Each mode pairs differently with the three capabilities from Part 07 — fast trades measurability for controllability, safe takes everything, deep_eval is “trades controllability for debuggability”. Part 08 unpacks those five decision paths, showing how production RAG switches modes based on query nature.

The relationship between Part 07 and Part 08 is “establish evaluation capability first, then design mode routing” — Part 07 pulls faithfulness / citation / tracing / cost apart as separate capabilities; Part 08 packages those four capabilities into five query modes. Without Part 07’s capabilities, Part 08’s mode switching is just an empty shell.

Cross-reference with Part 06’s retrieval strengthening — once you layer hybrid + rerank + parent expansion + citation assembly, faithfulness / citation evaluation finally has a quantitative baseline: each additional layer’s marginal benefit is measured by the RAGAS faithfulness score and citation pass rate. Not “it looks better” — in this project’s eval framing, “faithfulness +5% counts as a production improvement”. Part 07 is the “production evaluation capability”; Part 06 is the “retrieval capability”; together they show how to calculate the ROI of retrieval engineering.

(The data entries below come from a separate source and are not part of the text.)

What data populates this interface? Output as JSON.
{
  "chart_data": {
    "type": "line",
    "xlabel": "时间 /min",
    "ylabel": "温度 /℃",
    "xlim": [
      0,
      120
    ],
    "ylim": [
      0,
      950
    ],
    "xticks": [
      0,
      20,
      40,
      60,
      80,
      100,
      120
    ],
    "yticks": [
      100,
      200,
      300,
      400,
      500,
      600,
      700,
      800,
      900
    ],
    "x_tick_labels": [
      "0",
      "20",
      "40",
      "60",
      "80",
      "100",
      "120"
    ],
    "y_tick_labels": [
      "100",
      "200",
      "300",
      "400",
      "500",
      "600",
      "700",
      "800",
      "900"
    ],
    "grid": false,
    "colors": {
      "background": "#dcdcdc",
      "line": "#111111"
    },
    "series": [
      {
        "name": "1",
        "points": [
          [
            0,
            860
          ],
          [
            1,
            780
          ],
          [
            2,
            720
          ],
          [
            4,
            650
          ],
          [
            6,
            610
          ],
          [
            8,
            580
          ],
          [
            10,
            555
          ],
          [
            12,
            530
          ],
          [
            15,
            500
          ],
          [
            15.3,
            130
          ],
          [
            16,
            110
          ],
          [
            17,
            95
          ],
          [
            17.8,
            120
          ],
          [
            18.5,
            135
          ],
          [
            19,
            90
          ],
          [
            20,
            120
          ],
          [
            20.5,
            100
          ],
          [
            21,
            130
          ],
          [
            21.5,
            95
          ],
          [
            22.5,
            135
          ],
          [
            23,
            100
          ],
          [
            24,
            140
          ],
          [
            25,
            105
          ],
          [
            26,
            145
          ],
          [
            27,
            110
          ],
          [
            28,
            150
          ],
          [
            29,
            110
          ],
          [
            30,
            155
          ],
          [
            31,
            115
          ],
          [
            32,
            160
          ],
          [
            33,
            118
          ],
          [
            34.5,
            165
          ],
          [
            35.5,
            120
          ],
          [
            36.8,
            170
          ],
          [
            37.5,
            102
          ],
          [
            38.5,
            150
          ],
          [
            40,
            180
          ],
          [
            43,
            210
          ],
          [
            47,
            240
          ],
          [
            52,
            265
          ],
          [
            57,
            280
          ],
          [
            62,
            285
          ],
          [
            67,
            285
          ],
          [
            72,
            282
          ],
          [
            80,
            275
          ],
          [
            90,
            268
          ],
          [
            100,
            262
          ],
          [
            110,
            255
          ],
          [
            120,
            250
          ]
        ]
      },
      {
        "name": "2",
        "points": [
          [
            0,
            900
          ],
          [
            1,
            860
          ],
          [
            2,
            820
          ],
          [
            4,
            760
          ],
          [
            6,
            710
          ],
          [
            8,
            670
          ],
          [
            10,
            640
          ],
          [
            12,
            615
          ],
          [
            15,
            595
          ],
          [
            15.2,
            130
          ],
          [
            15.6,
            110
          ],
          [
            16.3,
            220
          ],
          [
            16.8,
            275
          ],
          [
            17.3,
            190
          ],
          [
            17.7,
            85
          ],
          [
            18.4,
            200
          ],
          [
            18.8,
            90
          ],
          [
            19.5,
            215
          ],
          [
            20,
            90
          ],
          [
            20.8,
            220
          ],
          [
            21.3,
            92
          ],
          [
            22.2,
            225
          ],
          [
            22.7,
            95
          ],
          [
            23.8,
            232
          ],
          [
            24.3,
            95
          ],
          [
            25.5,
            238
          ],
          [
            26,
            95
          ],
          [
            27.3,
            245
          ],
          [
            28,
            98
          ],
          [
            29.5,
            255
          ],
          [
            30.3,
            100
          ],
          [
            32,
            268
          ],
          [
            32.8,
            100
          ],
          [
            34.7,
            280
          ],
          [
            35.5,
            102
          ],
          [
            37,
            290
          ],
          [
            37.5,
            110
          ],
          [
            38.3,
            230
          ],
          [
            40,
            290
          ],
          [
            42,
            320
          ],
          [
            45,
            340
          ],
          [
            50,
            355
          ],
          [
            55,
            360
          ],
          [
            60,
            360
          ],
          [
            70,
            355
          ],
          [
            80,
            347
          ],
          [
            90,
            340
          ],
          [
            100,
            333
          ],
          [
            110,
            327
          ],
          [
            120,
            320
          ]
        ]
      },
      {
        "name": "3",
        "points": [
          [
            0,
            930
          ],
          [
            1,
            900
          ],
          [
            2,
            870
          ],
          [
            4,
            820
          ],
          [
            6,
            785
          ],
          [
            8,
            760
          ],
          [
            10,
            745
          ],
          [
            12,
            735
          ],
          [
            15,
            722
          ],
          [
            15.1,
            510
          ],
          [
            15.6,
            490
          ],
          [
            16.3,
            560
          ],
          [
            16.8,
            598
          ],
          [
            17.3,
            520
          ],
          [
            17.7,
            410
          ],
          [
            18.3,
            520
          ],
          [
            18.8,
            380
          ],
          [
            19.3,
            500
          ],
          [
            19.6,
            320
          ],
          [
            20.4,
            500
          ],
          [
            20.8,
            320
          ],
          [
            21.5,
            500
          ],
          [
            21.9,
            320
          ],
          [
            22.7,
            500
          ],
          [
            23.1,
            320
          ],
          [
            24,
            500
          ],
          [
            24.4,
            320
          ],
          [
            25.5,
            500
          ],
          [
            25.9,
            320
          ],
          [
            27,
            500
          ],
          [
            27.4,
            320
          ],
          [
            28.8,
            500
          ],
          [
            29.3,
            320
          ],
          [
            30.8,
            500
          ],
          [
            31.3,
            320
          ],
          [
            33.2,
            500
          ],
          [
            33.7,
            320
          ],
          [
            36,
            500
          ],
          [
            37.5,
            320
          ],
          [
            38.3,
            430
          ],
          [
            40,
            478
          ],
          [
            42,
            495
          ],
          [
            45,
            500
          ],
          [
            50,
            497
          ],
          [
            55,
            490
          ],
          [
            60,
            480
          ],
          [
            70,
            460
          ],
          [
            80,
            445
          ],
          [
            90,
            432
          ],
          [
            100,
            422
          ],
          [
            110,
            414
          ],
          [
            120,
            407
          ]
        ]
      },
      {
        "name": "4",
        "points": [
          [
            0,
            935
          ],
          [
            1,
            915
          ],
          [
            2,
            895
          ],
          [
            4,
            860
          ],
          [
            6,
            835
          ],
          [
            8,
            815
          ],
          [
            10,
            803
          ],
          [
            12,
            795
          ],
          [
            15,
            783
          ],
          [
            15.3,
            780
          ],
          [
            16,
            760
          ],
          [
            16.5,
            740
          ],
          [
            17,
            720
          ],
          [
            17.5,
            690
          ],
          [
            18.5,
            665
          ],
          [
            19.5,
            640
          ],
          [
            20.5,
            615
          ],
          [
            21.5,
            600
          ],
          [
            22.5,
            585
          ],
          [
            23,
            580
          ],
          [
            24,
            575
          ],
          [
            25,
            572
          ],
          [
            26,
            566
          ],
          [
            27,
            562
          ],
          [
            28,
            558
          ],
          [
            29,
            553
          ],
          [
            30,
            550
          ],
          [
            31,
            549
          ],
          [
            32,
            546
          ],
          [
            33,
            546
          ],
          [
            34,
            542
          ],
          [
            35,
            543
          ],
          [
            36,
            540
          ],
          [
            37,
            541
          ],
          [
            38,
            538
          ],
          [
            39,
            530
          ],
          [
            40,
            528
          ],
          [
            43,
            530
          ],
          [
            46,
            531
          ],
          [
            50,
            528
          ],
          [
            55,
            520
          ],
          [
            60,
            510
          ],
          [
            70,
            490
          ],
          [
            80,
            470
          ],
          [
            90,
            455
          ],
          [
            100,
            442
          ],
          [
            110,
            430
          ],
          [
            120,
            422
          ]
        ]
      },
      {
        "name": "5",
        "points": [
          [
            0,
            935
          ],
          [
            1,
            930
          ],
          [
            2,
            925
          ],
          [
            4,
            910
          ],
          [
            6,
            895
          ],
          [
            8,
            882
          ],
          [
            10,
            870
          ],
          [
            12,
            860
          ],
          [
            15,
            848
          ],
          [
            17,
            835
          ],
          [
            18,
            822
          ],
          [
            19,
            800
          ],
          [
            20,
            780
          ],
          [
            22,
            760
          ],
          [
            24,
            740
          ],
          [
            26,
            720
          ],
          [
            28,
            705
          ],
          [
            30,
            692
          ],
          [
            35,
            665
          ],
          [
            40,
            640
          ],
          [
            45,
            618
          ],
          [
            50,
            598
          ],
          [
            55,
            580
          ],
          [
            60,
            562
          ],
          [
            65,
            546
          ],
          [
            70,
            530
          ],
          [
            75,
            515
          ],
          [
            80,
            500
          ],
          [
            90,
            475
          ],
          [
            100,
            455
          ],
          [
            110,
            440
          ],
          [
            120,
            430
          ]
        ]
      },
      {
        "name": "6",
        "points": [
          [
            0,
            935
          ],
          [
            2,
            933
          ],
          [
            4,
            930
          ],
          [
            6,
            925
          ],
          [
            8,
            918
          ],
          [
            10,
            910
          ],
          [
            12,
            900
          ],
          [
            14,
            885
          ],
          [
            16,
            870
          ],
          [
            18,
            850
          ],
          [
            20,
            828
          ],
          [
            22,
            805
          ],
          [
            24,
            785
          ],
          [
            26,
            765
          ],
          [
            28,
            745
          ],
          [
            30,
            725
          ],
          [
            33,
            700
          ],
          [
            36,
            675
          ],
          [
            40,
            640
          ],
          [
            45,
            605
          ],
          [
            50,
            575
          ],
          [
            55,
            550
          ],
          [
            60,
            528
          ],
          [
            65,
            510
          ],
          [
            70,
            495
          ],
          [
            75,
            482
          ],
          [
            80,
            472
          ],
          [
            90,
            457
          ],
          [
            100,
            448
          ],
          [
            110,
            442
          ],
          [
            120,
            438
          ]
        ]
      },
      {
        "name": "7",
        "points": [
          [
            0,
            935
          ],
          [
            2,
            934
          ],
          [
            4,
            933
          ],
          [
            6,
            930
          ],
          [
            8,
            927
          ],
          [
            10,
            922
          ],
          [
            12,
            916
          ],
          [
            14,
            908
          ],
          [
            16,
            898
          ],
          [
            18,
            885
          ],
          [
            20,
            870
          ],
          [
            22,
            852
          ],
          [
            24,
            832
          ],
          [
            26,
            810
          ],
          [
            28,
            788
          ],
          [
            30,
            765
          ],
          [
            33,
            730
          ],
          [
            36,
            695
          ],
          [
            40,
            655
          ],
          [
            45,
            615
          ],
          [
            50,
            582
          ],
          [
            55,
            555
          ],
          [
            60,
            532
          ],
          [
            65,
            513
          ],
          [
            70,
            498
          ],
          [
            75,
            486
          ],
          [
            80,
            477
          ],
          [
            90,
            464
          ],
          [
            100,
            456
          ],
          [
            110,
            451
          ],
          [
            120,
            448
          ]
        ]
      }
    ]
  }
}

The Part 05 → Part 07 interface: the moment Part 05 walks from demo to FastAPI server, reserve the faithfulness_check / citation_check / observability three fields in the /ask response — even if the eval logic is not implemented yet, keep the schema. When you add the eval modules at production launch, the response schema does not change and the API contract does not break. This is the concrete interface where Part 05’s “Signal 1 (you want to quantify whether the query was correct)” hands off to Part 07 (Part 05 Signal 1 = “want to quantify query correctness” → goes to Part 07; Part 05 Signal 3 = “want to demo to non-engineers” → goes to Part 09, a different path from Part 07).